On issue two, the Respondent’s counsel argued that the Appellant was wrong to have said that the proof of evidence did not disclose a prima facie case against him. The counsel for the Respondent also argued that the appropriate time the Appellant can raise such an argument is by way of a no case submission after the Prosecution have closed its case. Reference was made to the case of STATE VS. NWACHINEKE (2008) ALL FWLR (PT. 398) PAGE 204 AT 320 PARAS C–D.
This Court was urged to dismiss the appeal for lacking in merit and to affirm the decision of the lower Court.
The Appellant then filed his reply brief dated the 5th day of November, 2021 in response.

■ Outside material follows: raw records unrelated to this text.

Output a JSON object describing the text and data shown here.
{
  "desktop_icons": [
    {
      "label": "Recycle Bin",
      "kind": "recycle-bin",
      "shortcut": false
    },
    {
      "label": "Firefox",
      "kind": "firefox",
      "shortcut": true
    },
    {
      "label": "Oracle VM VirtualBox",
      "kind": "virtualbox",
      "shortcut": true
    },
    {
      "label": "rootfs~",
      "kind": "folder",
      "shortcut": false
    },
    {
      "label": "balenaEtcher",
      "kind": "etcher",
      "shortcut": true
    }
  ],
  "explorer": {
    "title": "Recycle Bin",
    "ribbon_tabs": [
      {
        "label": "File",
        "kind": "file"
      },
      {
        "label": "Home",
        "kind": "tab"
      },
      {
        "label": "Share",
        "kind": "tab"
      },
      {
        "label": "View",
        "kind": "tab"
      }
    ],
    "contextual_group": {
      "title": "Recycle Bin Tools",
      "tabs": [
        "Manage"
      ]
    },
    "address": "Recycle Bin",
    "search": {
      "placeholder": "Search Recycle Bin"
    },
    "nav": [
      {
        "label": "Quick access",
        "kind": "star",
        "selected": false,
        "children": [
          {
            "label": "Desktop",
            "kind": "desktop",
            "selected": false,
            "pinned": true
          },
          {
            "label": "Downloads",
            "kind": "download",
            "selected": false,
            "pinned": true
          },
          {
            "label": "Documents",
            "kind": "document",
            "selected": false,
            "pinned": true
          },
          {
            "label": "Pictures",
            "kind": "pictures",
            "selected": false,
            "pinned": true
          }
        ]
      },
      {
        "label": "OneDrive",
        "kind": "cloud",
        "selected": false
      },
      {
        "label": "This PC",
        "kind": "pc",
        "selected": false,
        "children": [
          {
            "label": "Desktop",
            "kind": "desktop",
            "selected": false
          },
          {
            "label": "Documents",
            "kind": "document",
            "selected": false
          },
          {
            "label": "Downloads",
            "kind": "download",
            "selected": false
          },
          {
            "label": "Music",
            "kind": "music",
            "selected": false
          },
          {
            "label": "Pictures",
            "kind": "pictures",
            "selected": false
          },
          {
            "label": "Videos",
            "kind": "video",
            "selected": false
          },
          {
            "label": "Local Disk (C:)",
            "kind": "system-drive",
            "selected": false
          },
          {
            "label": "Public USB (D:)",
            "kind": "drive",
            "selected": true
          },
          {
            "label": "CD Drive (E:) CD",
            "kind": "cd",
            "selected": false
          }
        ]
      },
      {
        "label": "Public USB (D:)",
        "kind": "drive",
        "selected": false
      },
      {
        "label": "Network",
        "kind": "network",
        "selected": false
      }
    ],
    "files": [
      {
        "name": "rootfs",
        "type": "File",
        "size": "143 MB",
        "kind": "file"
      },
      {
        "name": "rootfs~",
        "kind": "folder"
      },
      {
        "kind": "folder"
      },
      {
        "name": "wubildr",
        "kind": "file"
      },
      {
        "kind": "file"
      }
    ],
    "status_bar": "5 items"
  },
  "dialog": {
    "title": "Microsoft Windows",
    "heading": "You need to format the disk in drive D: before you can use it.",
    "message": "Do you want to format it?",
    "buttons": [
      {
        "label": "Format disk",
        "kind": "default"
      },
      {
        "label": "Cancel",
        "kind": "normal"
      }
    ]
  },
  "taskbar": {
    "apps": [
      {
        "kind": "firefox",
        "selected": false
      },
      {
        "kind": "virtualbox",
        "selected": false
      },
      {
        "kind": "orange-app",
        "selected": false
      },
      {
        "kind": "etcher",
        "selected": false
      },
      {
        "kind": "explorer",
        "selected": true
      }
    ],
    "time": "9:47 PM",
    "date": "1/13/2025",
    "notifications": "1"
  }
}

The Appellant’s counsel has argued that an appeal is a continuation of the case at trial, a re-hearing of the case at trial and thus, a party must remain consistent in stating his case and will not be allowed to change his case. Reliance was placed on the case of ADELEKE VS. OYETOLA (2020) ALL FWLR (PT. 1047) PAGE 66 PARAS A-B.
It was submitted that the question as to whether it is the Federal High Court that has the exclusive jurisdiction to try money laundering cases never arose at the trial Court as the Appellant never questioned the jurisdiction of the Court in that regard. It was re-emphasized that the grouse of the Appellant is that the charge before the Federal High Court amounts to an abuse of Court process because a similar charge with the same proof of evidence is before the High Court of Sokoto State.
The Appellant’s counsel also argued that the filing of multiple actions on the same subject matter against the same opponents on the same issues or numerous actions on the same matter between the same parties even where there is in existence a right to commence the action is an abuse of Court process. It was further submitted that the fact that the Commission or the Respondent has the powers to initiate criminal proceedings is not and should never be interpreted to mean that they have the right to abuse Court process.
Finally, it was submitted that the Respondent has failed and neglected to respond to the Appellant’s submissions on his issue two as constituted on the Appellant’s brief of argument and thus, it is deemed conceded.
The Appellant’s counsel then urged this Court to allow the appeal.
RESOLUTION OF THE APPEAL
I have reviewed the arguments of counsel for the parties herein as contained in their respective brief of arguments. I shall adopt the issues for determination as formulated by the Appellant as those that have arisen for determination of this appeal. The said 2 (two) issues are again reproduced hereunder as follows:
1. Whether the trial Court was right to have held that the Charge before it with Charge No. FHC/S/16C/2020 between Federal Republic of Nigeria v Mr. Meng Weikun and Mr. Xu Kuai dated the 5th day of October, 2020 and Exhibited as Exhibit EFCC 3 is not an abuse of Court process?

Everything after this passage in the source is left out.